News - Interviews Tuesday, 23 July 2019

The key accounts manager, rights and licensing at Frankfurter Buchmesse contributes to our Q&A series


Describe your current job in one sentence
To create meaningful products for the international rights community.

What was your first job in the book industry?
I started out as an editor at a small academic publishing house.

How has the industry changed since your first job?
The most obvious change, unsurprisingly, is how “digitisation” has impacted the way content is found, bought and consumed - which in turn has changed the ways it is created and delivered. There are good and bad sides to that, of course. On the one hand, the growing competition both with other media and among publishers themselves has put tremendous pressure on the industry; on the other hand, this has also provided space for creativity and agility, a rethinking of tradition. Publishing is very much alive, and if it continues to embrace technology and the transformations to come, I don't think there is anything to fear - especially since the people working in the business haven't themselves changed. They are still deeply passionate about what they do, eager to take advantage of new opportunities, and to share new ideas with the generation of publishers coming through the system.

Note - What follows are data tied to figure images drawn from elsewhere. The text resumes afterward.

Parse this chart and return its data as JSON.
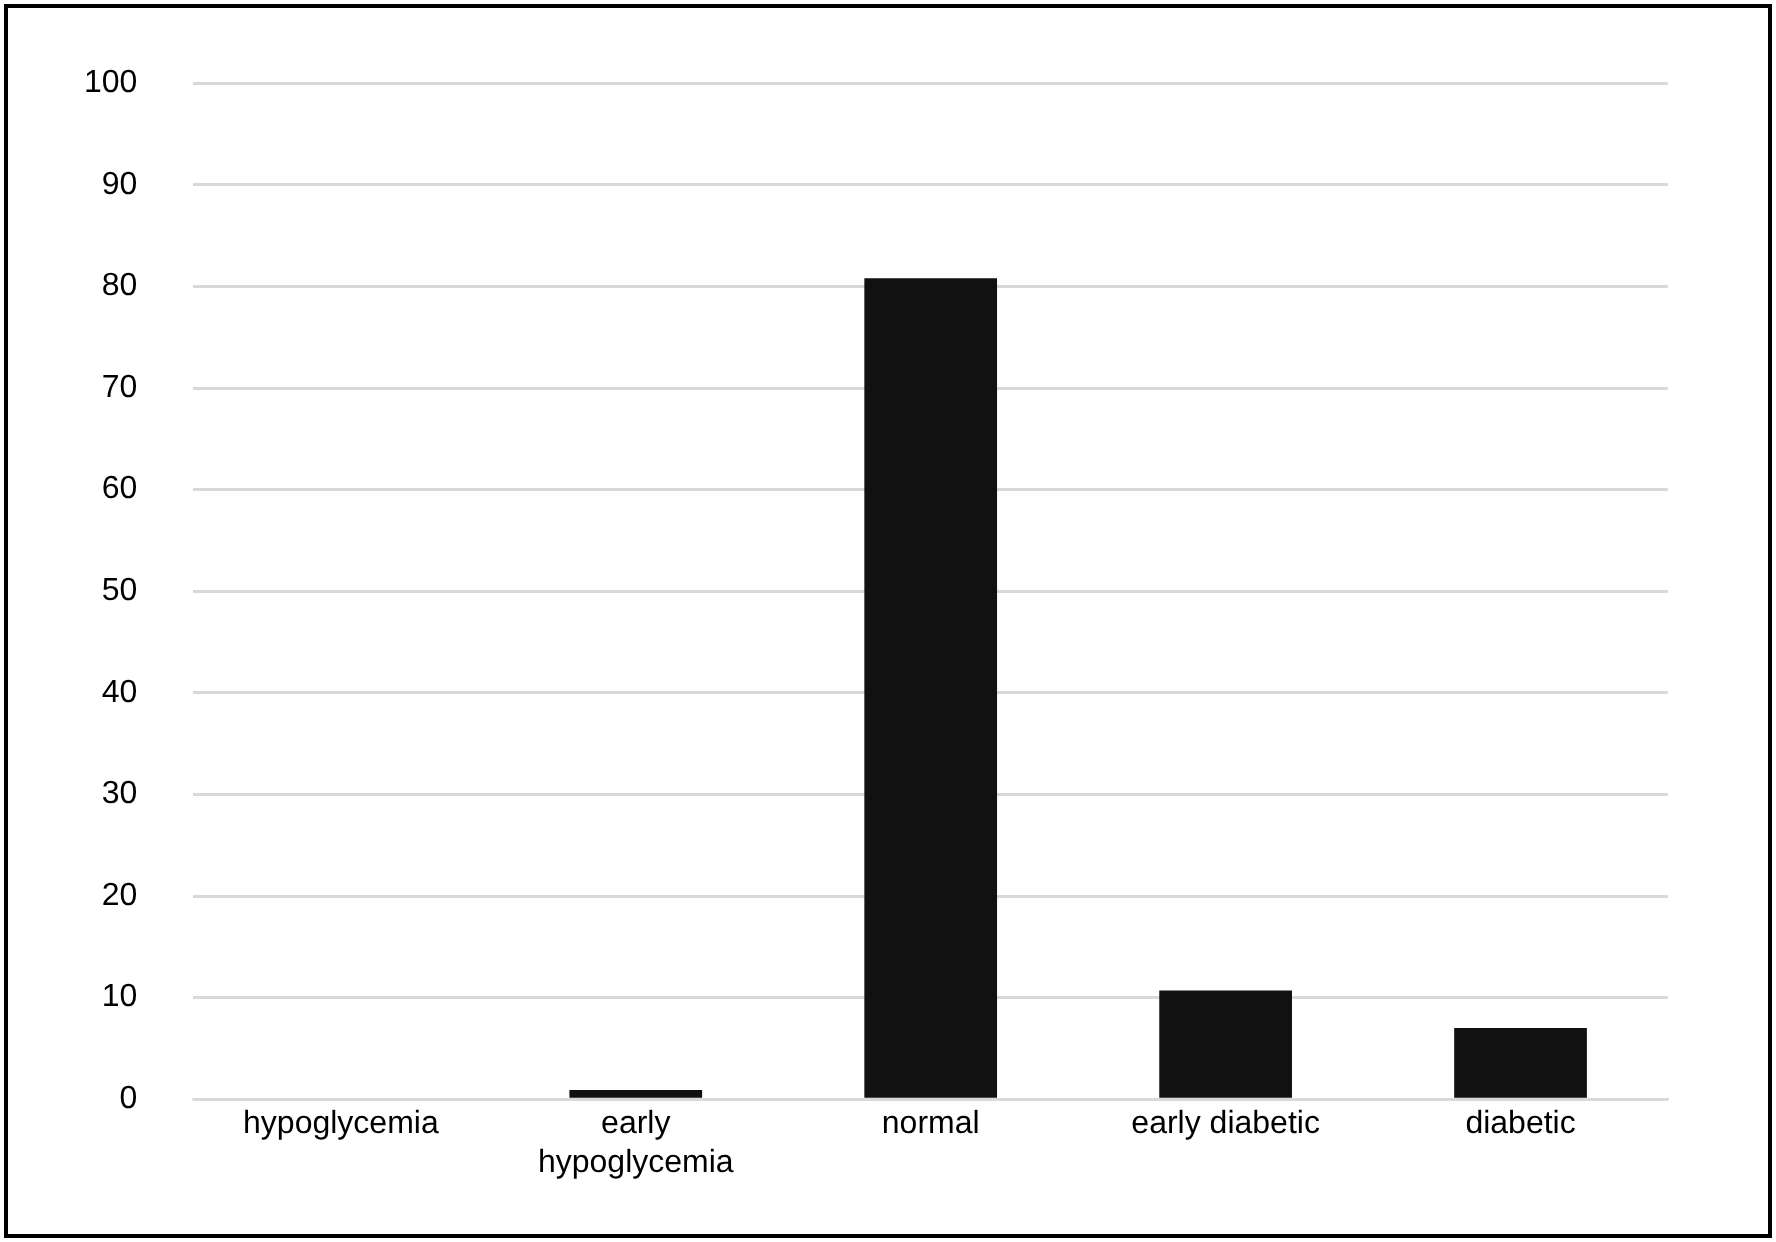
{
  "chart_data": {
    "type": "bar",
    "categories": [
      "hypoglycemia",
      "early hypoglycemia",
      "normal",
      "early diabetic",
      "diabetic"
    ],
    "values": [
      0,
      0.9,
      80.8,
      10.7,
      7.0
    ],
    "color": "#111111",
    "ylim": [
      0,
      100
    ],
    "yticks": [
      0,
      10,
      20,
      30,
      40,
      50,
      60,
      70,
      80,
      90,
      100
    ],
    "grid": "y",
    "legend": false
  }
}
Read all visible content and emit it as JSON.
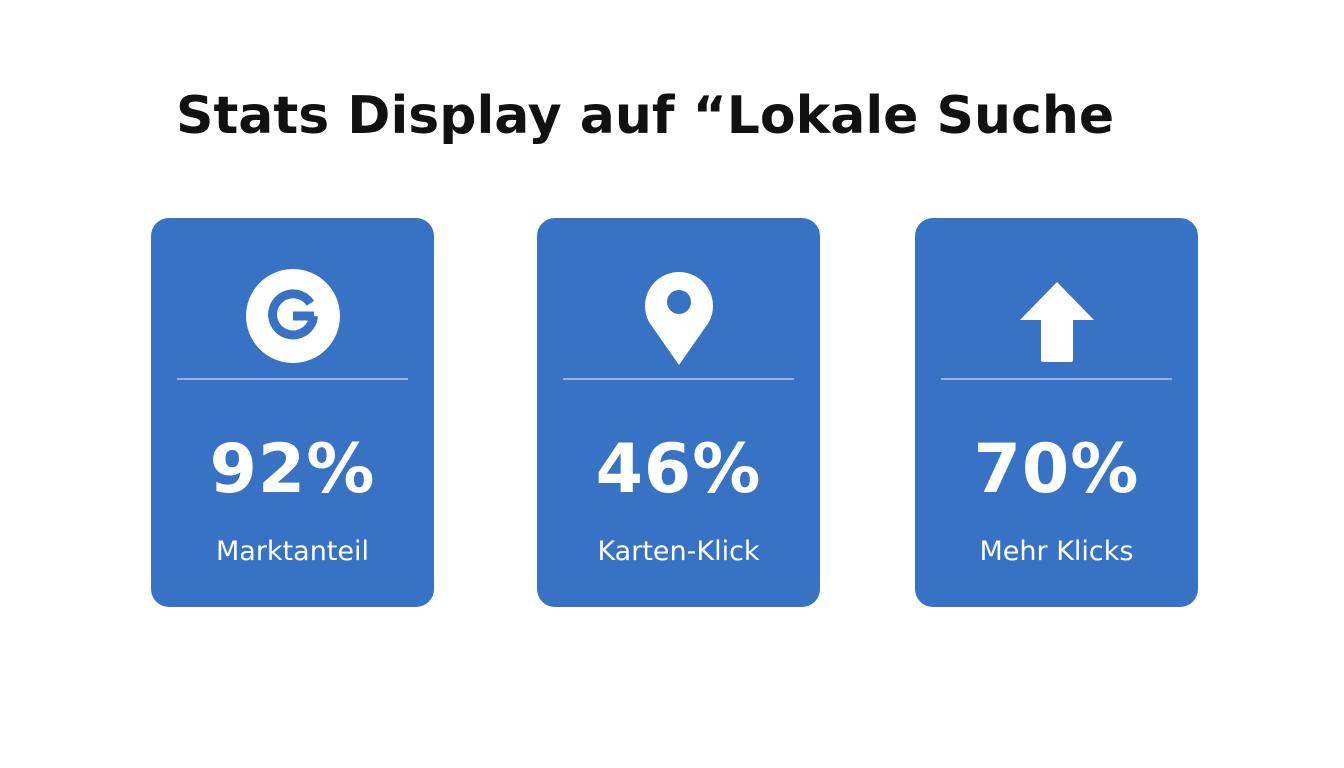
{
  "title": "Stats Display auf “Lokale Suche",
  "colors": {
    "card_background": "#3772c4",
    "text_on_card": "#ffffff",
    "title_text": "#111111"
  },
  "cards": [
    {
      "icon": "google-g-icon",
      "value": "92%",
      "label": "Marktanteil"
    },
    {
      "icon": "map-pin-icon",
      "value": "46%",
      "label": "Karten-Klick"
    },
    {
      "icon": "arrow-up-icon",
      "value": "70%",
      "label": "Mehr Klicks"
    }
  ]
}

"Smart contracts, ISCC, automated licensing - there is a lot cooking away right now"


What are the most interesting things you're seeing at the moment in the industry, especially in the area of rights and licensing?
I have to repeat myself and go with: technology. While I have to admit that my grasp of blockchain is still limited, the possibilities seem endless and very much transformative, also or even particularly in the field of rights and licensing. Smart contracts, ISCC, automated licensing - there is a lot cooking away right now, and I am excited to see where it is all going. Another thing that I think is fabulous is the growing availability of international voices and that publishing is getting more diverse and multicultural.

What will the 2019 Frankfurt Rights Meeting be all about, and whom does the event address?
Three time's a charm, so I will lead my answer with: technology. We will have a session on technologies for rights (selling), looking at online rights platforms like IPR License, touching on E-Signature and the international legislations around it and also blockchain. Furthermore, the FRM will explore the Chinese and the Czech markets - both very different but both united in the fact that a lot is happening there. Indeed, the conference motto is “Expanding, Emerging, Evolving”, and the aim is to provide the audience - rights managers, agents, publishers, business development managers - with meaningful insights and an understanding of these topics that will support them in their work.

What's the biggest challenge in rights and licensing now?
From what I can tell, rights departments feel the same pressure as the industry as a whole. For one, I think rights sales have become more granular - more sales are needed to generate the same income as before. Furthermore, new ways of exploiting and delivering IP - like subscription models - make it increasingly difficult to negotiate sound contracts that provide a profit margin to all parties involved.

What do you most like doing when you're not working?
My great passions are my family, volleyball and reading.

What is the best book you've read in the last year?
Probably 4,3,2,1 by Paul Auster.

What are you reading now?
Ein Schönes Paar (A Fine Couple) by Gert Loschütz.

How do you like to read: on screen, on paper, or do you listen to audiobooks?
All of the above - I enjoy the flexibility. On paper at home, on screen when travelling, and audio when exercising or driving. Just perfect.